Bulan lalu, putra sulungku menjadi satu dari 4 murid yang mewakili sekolahnya dalam lomba pidato berbahasa Inggris sewilayah Jakarta Timur. Lomba ini terkesan dadakan karena sempat terjadi tarik ulur dalam penentuan waktu penyelenggaraannya hingga akhirnya terlaksana juga setelah diundur 2 minggu. Begitu dadakannya hingga tak satupun orang tua dari keempat peserta ini bisa hadir dalam acara ini. Para murid ini hanya diantar dan ditemani oleh dua orang guru selama mengikuti lomba.
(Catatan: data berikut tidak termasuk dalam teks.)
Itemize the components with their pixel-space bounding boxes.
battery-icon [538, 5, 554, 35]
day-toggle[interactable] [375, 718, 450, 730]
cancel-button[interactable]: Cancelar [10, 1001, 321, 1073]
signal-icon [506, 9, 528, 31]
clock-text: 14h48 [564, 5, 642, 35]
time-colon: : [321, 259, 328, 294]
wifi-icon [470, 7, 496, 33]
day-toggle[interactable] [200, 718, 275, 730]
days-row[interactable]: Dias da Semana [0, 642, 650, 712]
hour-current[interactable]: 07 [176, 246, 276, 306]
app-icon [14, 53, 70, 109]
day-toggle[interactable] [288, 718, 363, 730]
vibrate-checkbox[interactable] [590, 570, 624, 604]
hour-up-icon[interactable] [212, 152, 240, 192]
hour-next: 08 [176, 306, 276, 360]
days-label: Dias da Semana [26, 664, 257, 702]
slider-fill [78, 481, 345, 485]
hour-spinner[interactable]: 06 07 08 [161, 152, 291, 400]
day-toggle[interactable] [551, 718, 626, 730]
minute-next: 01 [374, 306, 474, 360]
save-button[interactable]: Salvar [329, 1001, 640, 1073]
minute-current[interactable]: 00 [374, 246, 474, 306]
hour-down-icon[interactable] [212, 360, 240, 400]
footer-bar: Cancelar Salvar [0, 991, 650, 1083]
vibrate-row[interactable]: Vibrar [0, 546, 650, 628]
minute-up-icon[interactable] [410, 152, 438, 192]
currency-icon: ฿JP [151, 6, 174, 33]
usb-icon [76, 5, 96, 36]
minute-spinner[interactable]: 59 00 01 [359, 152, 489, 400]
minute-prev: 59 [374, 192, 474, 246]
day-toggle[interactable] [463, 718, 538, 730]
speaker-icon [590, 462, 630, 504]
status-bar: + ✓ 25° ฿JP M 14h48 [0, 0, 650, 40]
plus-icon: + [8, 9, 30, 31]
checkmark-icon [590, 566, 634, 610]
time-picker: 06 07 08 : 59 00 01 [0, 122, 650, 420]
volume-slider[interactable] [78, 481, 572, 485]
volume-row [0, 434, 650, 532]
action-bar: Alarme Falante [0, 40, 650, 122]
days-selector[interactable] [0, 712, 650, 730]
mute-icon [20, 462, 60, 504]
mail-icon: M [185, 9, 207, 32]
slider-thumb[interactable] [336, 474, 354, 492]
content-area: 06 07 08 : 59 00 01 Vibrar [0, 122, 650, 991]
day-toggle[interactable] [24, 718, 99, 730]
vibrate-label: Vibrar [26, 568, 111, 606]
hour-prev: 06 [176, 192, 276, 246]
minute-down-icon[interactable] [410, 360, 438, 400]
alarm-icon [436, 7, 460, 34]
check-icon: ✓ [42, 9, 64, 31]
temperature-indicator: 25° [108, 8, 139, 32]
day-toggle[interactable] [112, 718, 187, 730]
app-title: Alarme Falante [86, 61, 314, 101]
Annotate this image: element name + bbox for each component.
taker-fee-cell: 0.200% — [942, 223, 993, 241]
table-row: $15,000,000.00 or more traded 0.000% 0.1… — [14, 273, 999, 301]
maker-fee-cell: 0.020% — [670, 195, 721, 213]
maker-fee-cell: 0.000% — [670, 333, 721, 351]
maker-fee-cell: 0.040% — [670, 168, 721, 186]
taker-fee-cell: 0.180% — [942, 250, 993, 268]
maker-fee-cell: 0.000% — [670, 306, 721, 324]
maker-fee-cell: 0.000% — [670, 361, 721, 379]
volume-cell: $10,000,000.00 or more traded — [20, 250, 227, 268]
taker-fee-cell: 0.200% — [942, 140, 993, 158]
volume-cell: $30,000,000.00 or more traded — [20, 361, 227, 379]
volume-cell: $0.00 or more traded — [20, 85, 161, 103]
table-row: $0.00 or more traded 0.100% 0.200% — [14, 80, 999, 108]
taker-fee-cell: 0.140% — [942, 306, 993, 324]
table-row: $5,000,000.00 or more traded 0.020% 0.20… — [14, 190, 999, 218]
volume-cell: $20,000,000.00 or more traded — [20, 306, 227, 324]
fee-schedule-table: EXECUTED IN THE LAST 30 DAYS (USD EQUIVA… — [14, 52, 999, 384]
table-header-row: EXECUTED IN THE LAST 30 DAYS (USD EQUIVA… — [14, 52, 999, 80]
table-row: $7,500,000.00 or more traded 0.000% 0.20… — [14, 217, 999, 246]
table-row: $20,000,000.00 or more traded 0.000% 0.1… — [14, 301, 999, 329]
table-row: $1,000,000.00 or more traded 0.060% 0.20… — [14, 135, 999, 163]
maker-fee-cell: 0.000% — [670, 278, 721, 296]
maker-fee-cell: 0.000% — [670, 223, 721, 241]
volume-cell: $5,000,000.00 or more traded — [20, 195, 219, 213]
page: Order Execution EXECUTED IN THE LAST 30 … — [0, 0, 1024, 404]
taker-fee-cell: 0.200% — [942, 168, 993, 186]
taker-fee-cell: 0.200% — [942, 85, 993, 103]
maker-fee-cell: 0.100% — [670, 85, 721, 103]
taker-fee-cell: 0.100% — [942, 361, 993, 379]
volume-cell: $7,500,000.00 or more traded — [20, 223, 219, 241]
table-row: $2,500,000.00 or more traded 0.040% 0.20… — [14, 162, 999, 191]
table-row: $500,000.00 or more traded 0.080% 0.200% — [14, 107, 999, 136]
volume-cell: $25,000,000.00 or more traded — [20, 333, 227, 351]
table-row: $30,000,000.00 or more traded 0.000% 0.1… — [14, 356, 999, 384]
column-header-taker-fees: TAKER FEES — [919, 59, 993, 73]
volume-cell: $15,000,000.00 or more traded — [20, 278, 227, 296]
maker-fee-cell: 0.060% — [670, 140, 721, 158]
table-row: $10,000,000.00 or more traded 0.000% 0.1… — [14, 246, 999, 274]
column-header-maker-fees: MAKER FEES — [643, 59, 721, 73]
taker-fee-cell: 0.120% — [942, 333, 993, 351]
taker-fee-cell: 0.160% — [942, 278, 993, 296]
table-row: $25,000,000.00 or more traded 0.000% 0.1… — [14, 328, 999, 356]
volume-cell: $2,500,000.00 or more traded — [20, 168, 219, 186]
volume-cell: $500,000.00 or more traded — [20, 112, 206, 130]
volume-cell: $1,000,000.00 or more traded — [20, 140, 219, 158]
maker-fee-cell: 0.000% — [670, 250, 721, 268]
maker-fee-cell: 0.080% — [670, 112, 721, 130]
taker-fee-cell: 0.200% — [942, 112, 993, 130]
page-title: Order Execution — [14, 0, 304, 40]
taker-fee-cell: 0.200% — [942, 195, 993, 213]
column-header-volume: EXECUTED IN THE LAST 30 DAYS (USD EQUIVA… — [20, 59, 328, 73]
Aku tidak berharap banyak dari putraku karena aku sudah sangat senang bahwa ia mau ambil bagian. Bagiku pengalaman seperti itu sudah sangat cukup untuk memberinya rasa percaya diri dan kegembiraan hati tanpa harus menjadi seorang juara. Alhamdulillah, ia terpilih sebagai juara harapan I, sedangkan seorang rekannya menjadi juara II. Sebagai orang tua tentunya aku boleh berbangga dengan prestasi ini. Namun apa yang terjadi dibalik kemenangan itu telah menambah kebanggaanku.
Selain mendapatkan piala yang kemudian menjadi hak sekolahnya, ia dan rekannya yang menjadi juara II masing-masing mendapat hadiah uang sebesar Rp. 250.000. Mereka Berdua melakukan sebuah kesepakatan yang kemudian disampaikannya kepada guru yang mendampinginya. Rupanya merasa tidak merasa nyaman dengan kondisi yang ada sehingga mereka meminta sang guru untuk membagi empat total uang yang mereka menangkan agar 2 rekan lainnya tidak pulang dengan tangan hampa.
Aku jadi berpikir...akan seperti itukah bila aku berada di posisi mereka? Akankah aku akan dengan ikhlas membagi kemenanganku secara sama rata seperti itu? Mungkin aku hanya akan berbagi sebagian kemenanganku atau malah hanya mentraktir lainnya sehingga yang aku dapatkan masih lebih banyak. Mungkin memang aku hanyalah manusia berakal kerdil yang harus banyak belajar dari manusia-manusia seperti mereka.
Mereka memang hanya juara II dan juara harapan I, namun dalam bukuku mereka berdua adalah juara I.